Thoroughbred owner Gary Miller bought the track out of bankruptcy for $5.5 million.

While it could see a new name, plans call to reopen Yavapai Downs in 2013 after a bankruptcy court approved this week a prominent Arizona horsemen's purchase of the Prescott Valley, Ariz. track.

Thoroughbred owner Gary Miller purchased the property out of bankruptcy for $5.5 million and plans to run the usual 60-day summer meeting in 2013 beginning Memorial Day weekend. The track has not raced since 2010 and last year former owner Yavapai County Farm and Agriculture Association filed Chapter 7 bankruptcy.

The largest creditor out of that bankruptcy, the U.S. Department of Agriculture's Office of Rural Development with more than $14 million owed on a loan, has initially agreed to the $5.5 million purchase by Miller but there will be a couple months allowed for due diligence before final approval.

Miller is a former executive with mining company Asarco and he currently is a commodities trader. While he serves as president of the Arizona Horsemen's Benevolent and Protective Association, he purchased the track on his own.
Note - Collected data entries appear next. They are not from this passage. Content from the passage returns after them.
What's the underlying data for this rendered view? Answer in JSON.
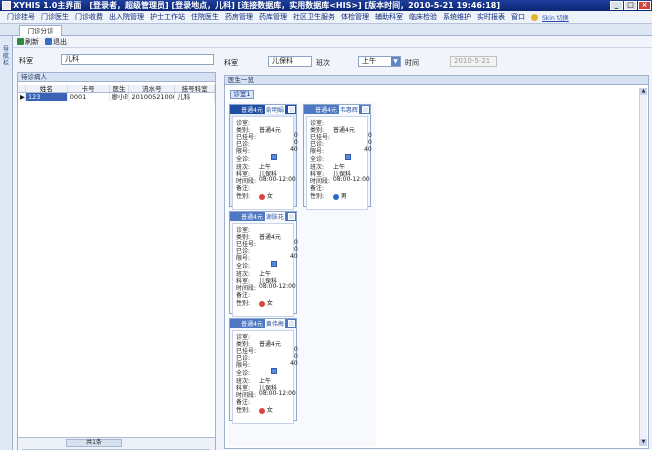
{
  "window": {
    "title": "XYHIS 1.0主界面　[登录者，超级管理员] [登录地点，儿科] [连接数据库，实用数据库<HIS>] [版本时间，2010-5-21 19:46:18]",
    "controls": [
      "_",
      "□",
      "×"
    ]
  },
  "menu": {
    "items": [
      "门诊挂号",
      "门诊医生",
      "门诊收费",
      "出入院管理",
      "护士工作站",
      "住院医生",
      "药房管理",
      "药库管理",
      "社区卫生服务",
      "体检管理",
      "辅助科室",
      "临床检验",
      "系统维护",
      "实时报表",
      "窗口"
    ],
    "skin_label": "Skin 切换"
  },
  "tab": {
    "label": "门诊分诊"
  },
  "side_label": "导航栏",
  "toolbar": {
    "refresh": "刷新",
    "exit": "退出"
  },
  "left": {
    "dept_label": "科室",
    "dept_value": "儿科",
    "grid_title": "待诊病人",
    "columns": [
      "",
      "姓名",
      "卡号",
      "医生",
      "流水号",
      "挂号科室"
    ],
    "rows": [
      {
        "marker": "▶",
        "name": "123",
        "card": "0001",
        "doctor": "廖小玲",
        "serial": "201005210008",
        "dept": "儿科"
      }
    ],
    "pager": "共1条"
  },
  "right": {
    "dept_label": "科室",
    "dept_value": "儿保科",
    "shift_label": "班次",
    "shift_value": "上午",
    "time_label": "时间",
    "time_value": "2010-5-21",
    "panel_title": "医生一览",
    "room_button": "诊室1"
  },
  "cards": [
    {
      "header": "普通4元",
      "doctor": "俞明娟",
      "room_label": "诊室:",
      "type_label": "类别:",
      "type": "普通4元",
      "registered_label": "已挂号:",
      "registered": "0",
      "seen_label": "已诊:",
      "seen": "0",
      "limit_label": "限号:",
      "limit": "40",
      "all_label": "全诊:",
      "shift_label": "班次:",
      "shift": "上午",
      "dept_label": "科室:",
      "dept": "儿保科",
      "time_label": "时间段:",
      "time": "08:00-12:00",
      "note_label": "备注:",
      "gender_label": "性别:",
      "gender": "女",
      "gender_icon": "female-icon"
    },
    {
      "header": "普通4元",
      "doctor": "韦惠辉",
      "room_label": "诊室:",
      "type_label": "类别:",
      "type": "普通4元",
      "registered_label": "已挂号:",
      "registered": "0",
      "seen_label": "已诊:",
      "seen": "0",
      "limit_label": "限号:",
      "limit": "40",
      "all_label": "全诊:",
      "shift_label": "班次:",
      "shift": "上午",
      "dept_label": "科室:",
      "dept": "儿保科",
      "time_label": "时间段:",
      "time": "08:00-12:00",
      "note_label": "备注:",
      "gender_label": "性别:",
      "gender": "男",
      "gender_icon": "male-icon"
    },
    {
      "header": "普通4元",
      "doctor": "谢肤花",
      "room_label": "诊室:",
      "type_label": "类别:",
      "type": "普通4元",
      "registered_label": "已挂号:",
      "registered": "0",
      "seen_label": "已诊:",
      "seen": "0",
      "limit_label": "限号:",
      "limit": "40",
      "all_label": "全诊:",
      "shift_label": "班次:",
      "shift": "上午",
      "dept_label": "科室:",
      "dept": "儿保科",
      "time_label": "时间段:",
      "time": "08:00-12:00",
      "note_label": "备注:",
      "gender_label": "性别:",
      "gender": "女",
      "gender_icon": "female-icon"
    },
    {
      "header": "普通4元",
      "doctor": "黄伟梅",
      "room_label": "诊室:",
      "type_label": "类别:",
      "type": "普通4元",
      "registered_label": "已挂号:",
      "registered": "0",
      "seen_label": "已诊:",
      "seen": "0",
      "limit_label": "限号:",
      "limit": "40",
      "all_label": "全诊:",
      "shift_label": "班次:",
      "shift": "上午",
      "dept_label": "科室:",
      "dept": "儿保科",
      "time_label": "时间段:",
      "time": "08:00-12:00",
      "note_label": "备注:",
      "gender_label": "性别:",
      "gender": "女",
      "gender_icon": "female-icon"
    }
  ]
}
Tom Metzen, executive director of the Arizona HBPA, said the return of the summer race meeting will be important for both horsemen and the Prescott Valley community. He noted that without summer racing, many local horsemen either had to ship long distances or rest their horses until the start of the Turf Paradise meet.
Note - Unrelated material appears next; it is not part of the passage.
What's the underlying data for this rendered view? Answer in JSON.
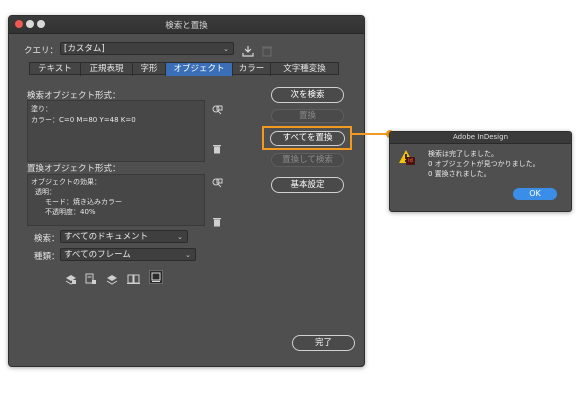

"They're the happiest people in the world right now," Metzen said of Arizona horsemen.

Metzen said a network of off-track betting venues has served the state well and he is confident that a revamped meet at Yavapai, which he said could see a name change, will succeed. Metzen said civic and business leaders rallied behind bringing back the races.

"The community is completely behind it," Metzen said. "I think they always enjoyed the races but when the meet stopped, I think a lot of people realized the nice thing they had. They worked to get it back. We've had people offer to work for free to get the track back up and running."